Working out pressure drop from leak rate

Question

I am trying to work out the acceptable pressure drop/increase on a leak test rig for a given leak rate. A simplified version of the test rig looks like this:

The gas (air) supply is at 1 bar above atmospheric pressure, and the inlet & outlet control valves + pressure sensor are part of the test rig and can be assumed to be leak-free. I am also working on the assumption that the process is isothermal.

Test 1

The first test is to open the inlet control valve, with the outlet control valve closed and the valve of the thing under test also closed, and look for a pressure increase on the pressure sensor. At the start of the test, the pressure sensor is at atmospheric pressure.

Here's my attempt, using $PV=nRT$:

Moles of gas gained downstream of the valve under test due to leakage past the valve:

$n_2 = n_1 + \frac{LR * \Delta t * P_1}{RT}$ (1)

where $P_1$, $V_1$ and $n_1$ are the initial conditions ($P_1 = P_{atm}$), $LR$ is the leak rate past the valve under test and $\Delta t$ is the duration of the test.

The final pressure can then be worked out as:

$P_2 V_2 = n_2 RT = (n_1 + \frac{LR * \Delta t * P_1}{RT}) RT$

with $V_2 = V_1$ (the volume hasn't changed), we get:

$P_2 = \frac{P_1 V_1 + LR * \Delta t * P_1}{V_1}$

and then obviously:

$\Delta P = P_2 - P_1 = \frac{LR * \Delta t * P_1}{V_1}$

Question

Is that the right approach? Should I use $P_1 + 1 \text{bar}$ instead of $P_1$ in equation (1)?

Test 2

Now the whole thing is pressurised to 1 bar by opening the inlet control valve, the valve under test and closing the outlet control valve, before closing the inlet control valve, which is when the test starts. This is to look at leakage out of the "thing" through pneumatic fittings, etc... We are now looking at a pressure drop from 1 bar, instead of a pressure increase as in test 1.

I am using essentially the same approach, except that we're now looking at a number of moles of air lost in equation (1), which becomes:

$n_2 = n_1 - \frac{LR * \Delta t * P_1}{RT}$ (1a)

The rest follows as per test 1, so that:

$\Delta P = P_2 - P_1 = -\frac{LR * \Delta t * P_1}{V_1}$

of course, this time $P_1 = P_{atm} + 1 \text{bar}$ and $LR$ is the leak rate out of the "thing" rather than past the valve.

Question

Again, is that the right approach?

Answer 1

The rate of gas leakage depends on the pressure difference, and in your setup it looks like the pressure difference is constantly decreasing as the test is running. This means that the leak rate parameter ($LR$) in your derivation is the average leak rate over the duration of the test. In my experience, leak rate is usually specified as an instantaneous value at steady-state conditions (constant pressure difference). I'm not sure how your leak rate spec is meant to be interpreted, but measuring it with an unsteady-state test rig is probably more difficult than with a steady-state setup.
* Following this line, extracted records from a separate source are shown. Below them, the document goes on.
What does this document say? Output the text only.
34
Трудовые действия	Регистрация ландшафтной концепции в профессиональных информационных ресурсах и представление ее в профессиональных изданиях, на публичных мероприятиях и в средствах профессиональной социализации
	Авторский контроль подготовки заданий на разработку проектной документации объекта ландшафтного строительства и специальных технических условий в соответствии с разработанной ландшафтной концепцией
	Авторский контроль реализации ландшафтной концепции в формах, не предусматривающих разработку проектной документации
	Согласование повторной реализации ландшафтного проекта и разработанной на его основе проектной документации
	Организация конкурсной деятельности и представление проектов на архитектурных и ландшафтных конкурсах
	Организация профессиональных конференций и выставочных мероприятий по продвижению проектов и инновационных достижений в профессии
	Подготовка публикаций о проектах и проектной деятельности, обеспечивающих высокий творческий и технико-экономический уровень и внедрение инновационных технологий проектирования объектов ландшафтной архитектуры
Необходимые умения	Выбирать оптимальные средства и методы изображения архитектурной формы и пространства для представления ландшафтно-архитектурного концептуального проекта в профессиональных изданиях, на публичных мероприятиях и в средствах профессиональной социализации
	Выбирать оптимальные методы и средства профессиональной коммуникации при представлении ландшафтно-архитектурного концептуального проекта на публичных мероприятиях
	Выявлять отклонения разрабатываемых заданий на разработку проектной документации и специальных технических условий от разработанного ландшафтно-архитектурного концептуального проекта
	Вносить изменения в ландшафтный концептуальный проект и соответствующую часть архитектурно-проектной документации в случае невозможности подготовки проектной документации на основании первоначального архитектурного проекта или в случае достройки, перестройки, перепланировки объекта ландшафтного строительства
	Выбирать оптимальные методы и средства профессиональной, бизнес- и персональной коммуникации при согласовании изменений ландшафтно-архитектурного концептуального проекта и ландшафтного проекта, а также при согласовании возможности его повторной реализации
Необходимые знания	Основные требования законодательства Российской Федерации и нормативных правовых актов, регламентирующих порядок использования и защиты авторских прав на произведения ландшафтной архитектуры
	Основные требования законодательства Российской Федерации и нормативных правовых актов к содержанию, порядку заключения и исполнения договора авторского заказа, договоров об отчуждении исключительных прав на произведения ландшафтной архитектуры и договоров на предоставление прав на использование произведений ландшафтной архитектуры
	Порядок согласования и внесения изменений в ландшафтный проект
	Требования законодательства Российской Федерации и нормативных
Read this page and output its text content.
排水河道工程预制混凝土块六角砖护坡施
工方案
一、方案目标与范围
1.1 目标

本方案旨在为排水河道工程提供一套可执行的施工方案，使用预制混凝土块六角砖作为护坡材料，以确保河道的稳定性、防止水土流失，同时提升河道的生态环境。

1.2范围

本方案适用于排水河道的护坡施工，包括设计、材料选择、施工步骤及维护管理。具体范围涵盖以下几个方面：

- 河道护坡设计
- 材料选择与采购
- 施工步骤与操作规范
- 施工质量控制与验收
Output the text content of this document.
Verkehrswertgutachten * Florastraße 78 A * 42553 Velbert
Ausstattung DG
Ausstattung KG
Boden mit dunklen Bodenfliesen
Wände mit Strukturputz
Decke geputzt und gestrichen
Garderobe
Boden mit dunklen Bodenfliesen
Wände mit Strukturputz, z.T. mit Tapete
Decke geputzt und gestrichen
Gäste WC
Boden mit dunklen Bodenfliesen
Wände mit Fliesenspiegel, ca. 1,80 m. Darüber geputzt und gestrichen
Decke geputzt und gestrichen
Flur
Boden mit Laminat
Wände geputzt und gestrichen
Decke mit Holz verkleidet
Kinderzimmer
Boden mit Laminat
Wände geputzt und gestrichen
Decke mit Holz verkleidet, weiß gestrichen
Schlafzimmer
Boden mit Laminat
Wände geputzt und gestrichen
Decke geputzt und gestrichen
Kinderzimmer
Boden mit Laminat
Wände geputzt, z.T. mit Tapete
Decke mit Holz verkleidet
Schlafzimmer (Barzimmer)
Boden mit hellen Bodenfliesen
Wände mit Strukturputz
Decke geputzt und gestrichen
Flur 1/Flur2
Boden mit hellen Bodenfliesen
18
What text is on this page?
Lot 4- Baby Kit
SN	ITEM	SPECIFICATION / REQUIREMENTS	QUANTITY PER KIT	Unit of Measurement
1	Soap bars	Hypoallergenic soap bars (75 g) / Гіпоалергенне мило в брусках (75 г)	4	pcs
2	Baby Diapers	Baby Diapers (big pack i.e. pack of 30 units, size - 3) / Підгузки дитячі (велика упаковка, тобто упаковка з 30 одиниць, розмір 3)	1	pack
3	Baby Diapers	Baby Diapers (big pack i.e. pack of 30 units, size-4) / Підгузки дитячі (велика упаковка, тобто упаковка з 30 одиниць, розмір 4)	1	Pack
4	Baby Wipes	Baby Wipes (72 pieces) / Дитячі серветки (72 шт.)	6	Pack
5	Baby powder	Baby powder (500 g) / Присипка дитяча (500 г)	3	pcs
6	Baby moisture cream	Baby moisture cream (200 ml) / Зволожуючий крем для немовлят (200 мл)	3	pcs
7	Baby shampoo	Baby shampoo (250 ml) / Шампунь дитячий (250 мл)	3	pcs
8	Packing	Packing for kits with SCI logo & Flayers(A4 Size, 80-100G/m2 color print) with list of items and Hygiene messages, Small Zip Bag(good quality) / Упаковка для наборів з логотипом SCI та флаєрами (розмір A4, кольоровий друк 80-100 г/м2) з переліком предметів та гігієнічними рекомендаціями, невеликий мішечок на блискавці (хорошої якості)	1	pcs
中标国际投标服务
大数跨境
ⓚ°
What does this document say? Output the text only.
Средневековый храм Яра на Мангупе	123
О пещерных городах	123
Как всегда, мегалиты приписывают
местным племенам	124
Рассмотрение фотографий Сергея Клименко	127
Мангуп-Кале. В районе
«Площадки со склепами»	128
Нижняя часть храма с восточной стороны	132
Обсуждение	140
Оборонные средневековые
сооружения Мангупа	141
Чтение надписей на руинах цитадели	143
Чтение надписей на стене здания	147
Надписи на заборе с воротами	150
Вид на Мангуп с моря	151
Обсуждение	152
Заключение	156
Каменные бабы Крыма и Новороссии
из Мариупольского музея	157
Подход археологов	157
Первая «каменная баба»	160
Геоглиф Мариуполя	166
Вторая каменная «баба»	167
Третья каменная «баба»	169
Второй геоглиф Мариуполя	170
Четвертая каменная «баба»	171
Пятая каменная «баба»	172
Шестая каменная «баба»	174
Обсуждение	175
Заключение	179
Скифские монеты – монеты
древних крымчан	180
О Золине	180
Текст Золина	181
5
Anyway, here's an equation you can use to correlate leak rate to pressure difference and hole area:

$$ \dot m = \mu \cdot A \cdot \sqrt{\frac{\gamma}{\gamma -1} \left[ \left( \frac{p_1}{p_2} \right)^\frac{2}{\gamma} - \left( \frac{p_1}{p_2} \right)^\frac{\gamma + 1}{\gamma} \right]} \cdot \sqrt{2\cdot p_2 \cdot \rho_2} $$ Source: MACEAS

• $\dot m$ is mass flow rate
• $A$ is area of the leak
• $\gamma$ is the specific heat ratio of the gas (air = 1.4)
• $p_1$, $p_2$ are downstream and upstream pressures, respectively
• $\mu$ is a dimensionless friction coefficient that needs to be determined experimentally

If you want to use this in your current test setup, you'll need to integrate it over time and replace downstream pressure with an equation to account for the changing pressure. Also take a look at this other, related question regarding the calculation of unsteady flow.